The primary issue before the Court was whether the Firm’s breach caused the Vendor any loss greater than a negligible amount.
The outcome
The Vendor argued that the Firm’s failure to advise on the risks and consequences of lodging a caveat caused it to lose a valuable course of action (the right to be paid $3.5 million) under the option deed once it was terminated. In opposition, the Firm argued that the Vendor failed to prove that the breach caused any loss as the evidence did not support a finding that the Vendor would have rescinded the option deed in May 2020.
As a starting point, the Court held that the application of a counterfactual analysis was required to prove that the Firm’s breach of duty caused the damage. Specifically, it relied on the established principle in Sellars v Adelaide Petroleum NL[2] and emphasised that the Vendor was required to ‘prove, on the balance of probabilities, that most likely scenario, but for the admitted negligence of the defendant, is that the plaintiff would have rescinded the deed.‘
Following extensive contemporaneous evidence from the director of the Vendor, the Court was satisfied that the ‘most likely scenario’ was that the Vendor would have rescinded the deed.
It referenced several instances where the Vendor demonstrated its intention to pursue an outcome that was ‘most financially advantageous.’ The Court was satisfied that the Vendor’s attitude reflected the ‘commercial reality’ and its recognition of the uncertainty of the financial position of the Purchaser, favouring an eventual rescission of the deed. It added that the objective contemporaneous evidence did not support an extension of the deed indefinitely, rather a view to rescind the deed in the short term.

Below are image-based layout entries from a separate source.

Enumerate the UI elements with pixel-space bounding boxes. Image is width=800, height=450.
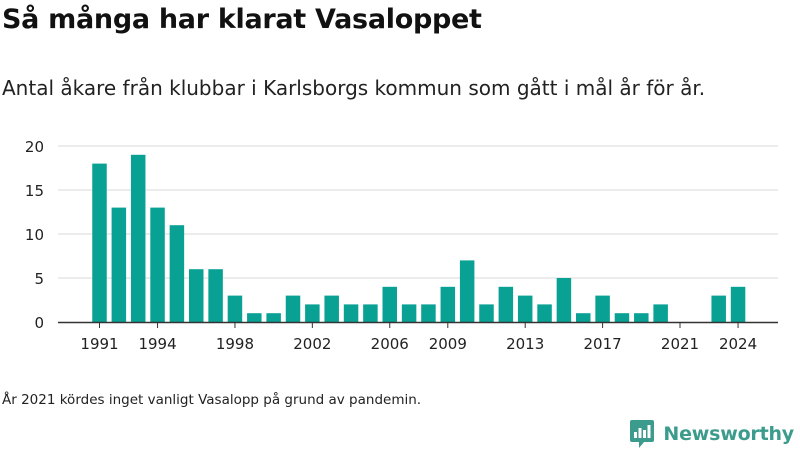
y-tick-label: 5 bbox=[34, 270, 44, 288]
footnote: År 2021 kördes inget vanligt Vasalopp på… bbox=[2, 392, 422, 408]
bar-2013 bbox=[517, 295, 533, 322]
y-tick-label: 10 bbox=[25, 226, 44, 244]
x-tick-label: 2006 bbox=[371, 335, 409, 353]
bar-2010 bbox=[459, 260, 475, 322]
chart-subtitle: Antal åkare från klubbar i Karlsborgs ko… bbox=[2, 76, 706, 100]
newsworthy-logo[interactable]: Newsworthy bbox=[629, 419, 794, 449]
bar-2019 bbox=[634, 313, 649, 322]
bar-1992 bbox=[111, 207, 127, 322]
newsworthy-logo-icon bbox=[630, 420, 655, 448]
bar-2016 bbox=[576, 313, 591, 322]
y-tick-label: 20 bbox=[25, 138, 44, 156]
bar-2024 bbox=[730, 286, 746, 322]
bar-1998 bbox=[227, 295, 243, 322]
bars bbox=[92, 154, 746, 322]
bar-2001 bbox=[285, 295, 301, 322]
bar-2004 bbox=[343, 304, 359, 322]
bar-2012 bbox=[498, 286, 514, 322]
bar-2011 bbox=[479, 304, 494, 322]
bar-2005 bbox=[363, 304, 378, 322]
bar-2000 bbox=[266, 313, 281, 322]
x-tick-label: 1998 bbox=[216, 335, 254, 353]
x-tick-label: 2009 bbox=[429, 335, 467, 353]
bar-2007 bbox=[401, 304, 417, 322]
bar-2014 bbox=[537, 304, 552, 322]
bar-2006 bbox=[382, 286, 397, 322]
bar-2002 bbox=[305, 304, 320, 322]
bar-1997 bbox=[208, 269, 223, 322]
chart-title: Så många har klarat Vasaloppet bbox=[2, 4, 482, 35]
bar-2023 bbox=[711, 295, 726, 322]
bar-2008 bbox=[421, 304, 436, 322]
bar-2009 bbox=[440, 286, 456, 322]
bar-2015 bbox=[556, 278, 572, 322]
x-tick-label: 2024 bbox=[719, 335, 757, 353]
y-axis-tick-labels: 0 5 10 15 20 bbox=[25, 138, 44, 332]
x-axis-tick-labels: 1991 1994 1998 2002 2006 2009 2013 2017 2021 2024 bbox=[80, 323, 757, 353]
x-tick-label: 1994 bbox=[138, 335, 176, 353]
y-tick-label: 0 bbox=[34, 314, 44, 332]
bar-2020 bbox=[653, 304, 668, 322]
bar-2003 bbox=[324, 295, 339, 322]
grid-lines bbox=[58, 145, 778, 279]
x-tick-label: 2017 bbox=[584, 335, 622, 353]
bar-1993 bbox=[130, 154, 146, 322]
x-tick-label: 1991 bbox=[80, 335, 118, 353]
bar-chart: 0 5 10 15 20 1991 1994 1998 2002 2006 2009 2013 201… bbox=[25, 138, 778, 353]
y-tick-label: 15 bbox=[25, 182, 44, 200]
x-tick-label: 2013 bbox=[506, 335, 544, 353]
bar-2017 bbox=[595, 295, 610, 322]
brand-name: Newsworthy bbox=[663, 423, 794, 445]
bar-1994 bbox=[150, 207, 165, 322]
x-tick-label: 2021 bbox=[661, 335, 699, 353]
bar-1996 bbox=[189, 269, 204, 322]
bar-2018 bbox=[614, 313, 630, 322]
x-tick-label: 2002 bbox=[293, 335, 331, 353]
bar-1991 bbox=[92, 163, 107, 322]
bar-1999 bbox=[247, 313, 262, 322]
bar-1995 bbox=[169, 225, 185, 322]
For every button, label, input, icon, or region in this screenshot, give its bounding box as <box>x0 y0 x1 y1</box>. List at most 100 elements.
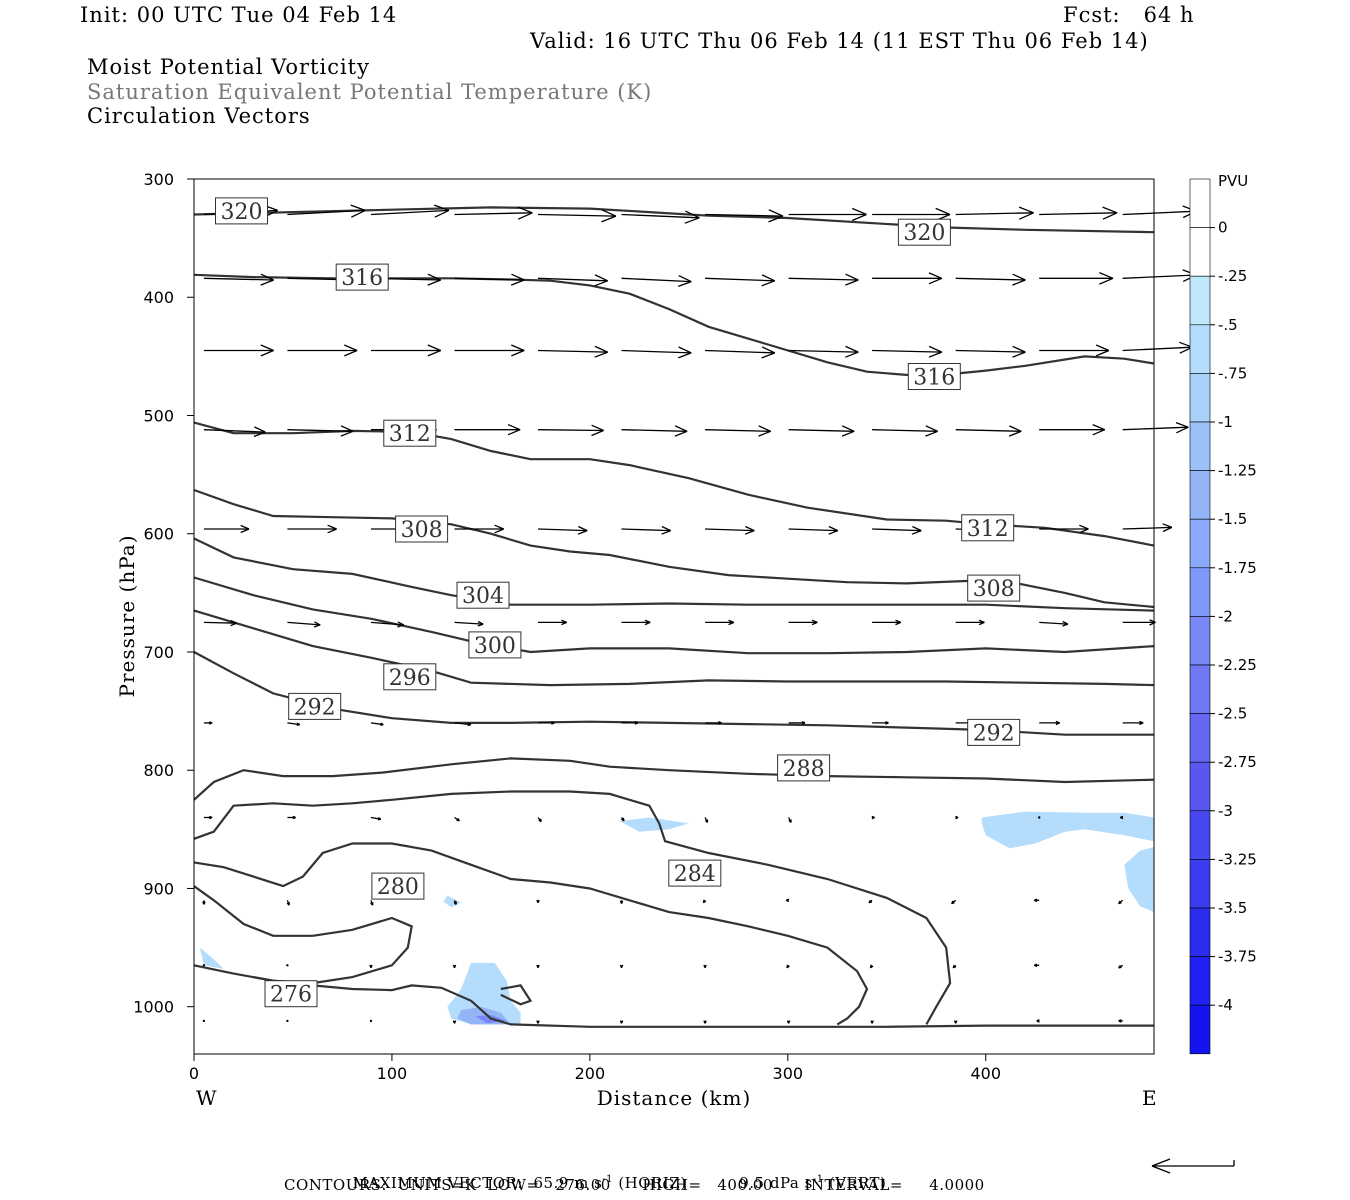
svg-text:316: 316 <box>341 266 383 291</box>
vector-arrow <box>287 425 354 437</box>
svg-text:276: 276 <box>270 983 312 1008</box>
vector-arrow <box>953 1020 958 1024</box>
svg-text:312: 312 <box>967 517 1009 542</box>
contour-label-280: 280 <box>371 872 425 900</box>
vector-arrow <box>788 619 818 626</box>
theta-contour-316-1 <box>193 273 1155 378</box>
init-time: Init: 00 UTC Tue 04 Feb 14 <box>80 3 398 27</box>
vector-arrow <box>1039 272 1114 285</box>
vector-arrow <box>286 1019 289 1023</box>
vector-arrow <box>287 524 337 534</box>
max-vector-horiz: 65.9 m s <box>533 1174 603 1192</box>
colorbar-swatch <box>1189 373 1211 423</box>
colorbar-swatch <box>1189 324 1211 374</box>
svg-text:284: 284 <box>674 862 716 887</box>
vector-arrow <box>1118 964 1124 969</box>
vector-arrow <box>203 721 213 725</box>
field-title-theta-es: Saturation Equivalent Potential Temperat… <box>87 80 653 104</box>
vector-arrow <box>621 346 692 359</box>
pv-region-1 <box>443 895 462 908</box>
contour-label-312: 312 <box>961 514 1015 542</box>
vector-arrow <box>872 619 902 626</box>
vector-arrow <box>203 426 266 438</box>
vector-arrow <box>1120 815 1124 820</box>
contour-label-320: 320 <box>215 197 268 225</box>
plot-frame <box>193 178 1155 1055</box>
vector-arrow <box>872 425 938 437</box>
vector-arrow <box>951 899 957 905</box>
pv-region-0 <box>199 947 224 969</box>
vector-arrow <box>371 344 441 357</box>
vector-arrow <box>619 964 624 969</box>
vector-arrow <box>369 1019 373 1023</box>
vector-arrow <box>705 346 776 359</box>
y-tick-label: 600 <box>143 525 174 544</box>
vector-arrow <box>202 900 206 905</box>
svg-text:288: 288 <box>783 757 825 782</box>
colorbar-label: -1 <box>1218 413 1233 431</box>
x-tick-label: 300 <box>773 1064 804 1083</box>
vector-arrow <box>788 525 839 535</box>
colorbar-label: -2 <box>1218 607 1233 625</box>
vector-arrow <box>287 344 358 357</box>
theta-contour-296-6 <box>193 609 1155 687</box>
svg-text:292: 292 <box>294 695 336 720</box>
colorbar-swatch <box>1189 664 1211 714</box>
vector-arrow <box>621 525 671 535</box>
x-tick-label: 0 <box>189 1064 199 1083</box>
valid-time: Valid: 16 UTC Thu 06 Feb 14 (11 EST Thu … <box>530 29 1149 53</box>
colorbar-label: -3.75 <box>1218 948 1257 966</box>
vector-arrow <box>704 817 709 823</box>
vector-arrow <box>538 619 567 626</box>
vector-arrow <box>452 964 457 969</box>
y-axis-title: Pressure (hPa) <box>115 535 139 698</box>
theta-contour-288-8 <box>193 757 1155 801</box>
vector-arrow <box>705 721 722 725</box>
vector-arrow <box>788 273 859 286</box>
vector-arrow <box>1036 1019 1040 1023</box>
x-tick-label: 400 <box>970 1064 1001 1083</box>
horiz-exponent: -1 <box>602 1174 614 1185</box>
y-tick-label: 300 <box>143 170 174 189</box>
vector-arrow <box>955 815 959 820</box>
y-tick-label: 1000 <box>133 998 174 1017</box>
vector-arrow <box>454 722 472 727</box>
vector-arrow <box>1122 205 1197 219</box>
pv-region-5 <box>619 817 689 832</box>
vector-arrow <box>785 898 790 903</box>
colorbar-label: -.25 <box>1218 267 1247 285</box>
vector-arrow <box>537 525 588 535</box>
axes: 0 100 200 300 400 300 400 500 600 700 800 900 1000 <box>133 170 1001 1083</box>
vector-arrow <box>786 1020 791 1024</box>
x-tick-label: 100 <box>377 1064 408 1083</box>
vector-arrow <box>955 206 1034 220</box>
vector-arrow <box>369 964 373 969</box>
colorbar-swatch <box>1189 761 1211 812</box>
vector-arrow <box>287 722 301 727</box>
theta-contour-304-4 <box>193 537 1155 612</box>
colorbar-label: -3 <box>1218 802 1233 820</box>
colorbar-label: -.75 <box>1218 364 1247 382</box>
colorbar-label: -2.25 <box>1218 656 1257 674</box>
max-vector-label: MAXIMUM VECTOR: <box>352 1174 523 1192</box>
vector-arrow <box>620 817 625 822</box>
max-vector-line: MAXIMUM VECTOR: 65.9 m s-1 (HORIZ) 9.5 d… <box>342 1156 886 1192</box>
vector-arrow <box>536 1020 540 1024</box>
contour-labels: 320 320 316 316 312 312 308 308 304 300 296 292 292 2… <box>215 197 1021 1008</box>
vector-arrow <box>537 424 604 437</box>
contour-label-316: 316 <box>335 263 389 291</box>
vector-arrow <box>537 345 608 358</box>
colorbar-swatch <box>1189 616 1211 666</box>
theta-contour-276-12 <box>193 964 1154 1028</box>
vector-arrow <box>788 207 867 222</box>
vector-arrow <box>1118 899 1124 905</box>
vector-arrow <box>370 204 450 218</box>
colorbar-swatch <box>1189 470 1211 520</box>
vector-arrow <box>203 344 274 357</box>
max-vector-vert: 9.5 dPa s <box>739 1174 813 1192</box>
west-label: W <box>196 1086 218 1110</box>
svg-text:316: 316 <box>913 366 955 391</box>
pv-region-2 <box>447 963 521 1025</box>
vector-arrow <box>621 425 688 437</box>
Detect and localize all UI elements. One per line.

In rejecting the Firm’s submissions that the Vendor would not have rescinded the deed, the Court held that the attitude and conduct of the Vendor was ‘likely to be the most reliable and informative evidence rather than any reconstruction assembled some years after the event in the context of current litigation.‘
On the issue of quantifying the loss on the counterfactual analysis, the Court held the Vendor’s loss better reflected a loss of commercial opportunity rather than the benefit of an unsecured promise of $3.5 million under the option deed. It considered an appropriate assessment of the value of the loss was $2 million on account of the likelihood of the claim resolving by way of compromise if a recovery was to proceed.
Key takeaways
- In advancing a counterfactual analysis, the Court was concerned with the ‘what if‘ and ‘what would have occurred’ scenario if the Firm had not breached its duty of care. The Court did not require certainty, rather that ‘the most likely scenario’ was that the Vendor would have rescinded the contract but for the negligence of the Firm.
- On the evidentiary and factual issues, the Court had a strong preference for contemporaneous evidence over any reconstruction of events done after the fact. This extended to the firsthand attitude and conduct of the Vendor’s directors during the sale.
- In quantifying a loss on a counterfactual analysis, while it may be difficult to assess, that does not mean that a party is only entitled to damages confined to a nominal sum and that the process to determine the amount is ‘a matter of informed estimation’.